To get a camcorder to do it at all, you must have the aperture wide open which may involve the use of neutral density filters to cut down on the amount of light entering the lens so you can open the aperture as far as possible.
I have faked it on occasion by compositing two objects and a background on three tracks of the timeline in Vegas or After Effects and playing with blur and keyframes. But as far as taking an existing shot on a single track on the timeline and "racking the focus", that is not easily accomplished.
This is far easier done in the camera while taping.
If you need to do it while editing, you'll have to have both objects sharply in focus to begin with. You can then mask one object and add gaussian blur to make it look out of focus. Using keyframes you can then reduce the blur on this object while increasing it on the other to have the focus shift from one to the other.
If either of the objects is out of focus in your existing footage then you're stuck. There's nothing you can do while editing to sharpen focus.
If both are in focus originally, I suppose you could create masks and make the one seem blurred before you gradually "change focus" to it and blur the other one. But if one is blurred already, there is little you can do towards making it sharp.
Tor
You can simulate this with bezier masks but basically this is something that you accomplish with your camera.

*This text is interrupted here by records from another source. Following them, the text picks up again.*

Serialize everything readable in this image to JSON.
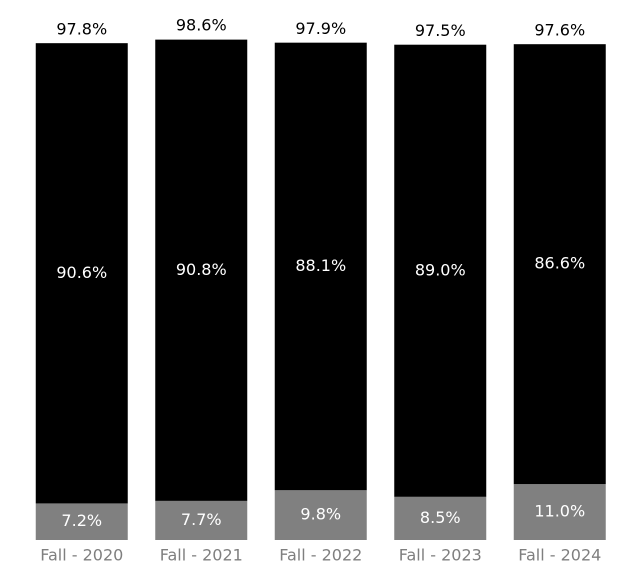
{
  "chart_data": {
    "type": "stacked_bar",
    "categories": [
      "Fall - 2020",
      "Fall - 2021",
      "Fall - 2022",
      "Fall - 2023",
      "Fall - 2024"
    ],
    "series": [
      {
        "color": "#808080",
        "values": [
          7.2,
          7.7,
          9.8,
          8.5,
          11.0
        ],
        "value_labels": [
          "7.2%",
          "7.7%",
          "9.8%",
          "8.5%",
          "11.0%"
        ]
      },
      {
        "color": "#000000",
        "values": [
          90.6,
          90.8,
          88.1,
          89.0,
          86.6
        ],
        "value_labels": [
          "90.6%",
          "90.8%",
          "88.1%",
          "89.0%",
          "86.6%"
        ]
      }
    ],
    "totals": {
      "values": [
        97.8,
        98.6,
        97.9,
        97.5,
        97.6
      ],
      "value_labels": [
        "97.8%",
        "98.6%",
        "97.9%",
        "97.5%",
        "97.6%"
      ]
    },
    "ylim": [
      0,
      100
    ]
  }
}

To be able to trully controll this process you need a manual focus lens, and of course the bigger your CCD, the more depth of focus control you have. Do a search on "depth of focus" and you should get a lot of results. There are many tricks available for those of us not blessed with 35mm film cameras so don't give up. A good resource for this would the P+S Technic forum on dvinfo.net, where this topic is beaten to death on pretty much daily basis.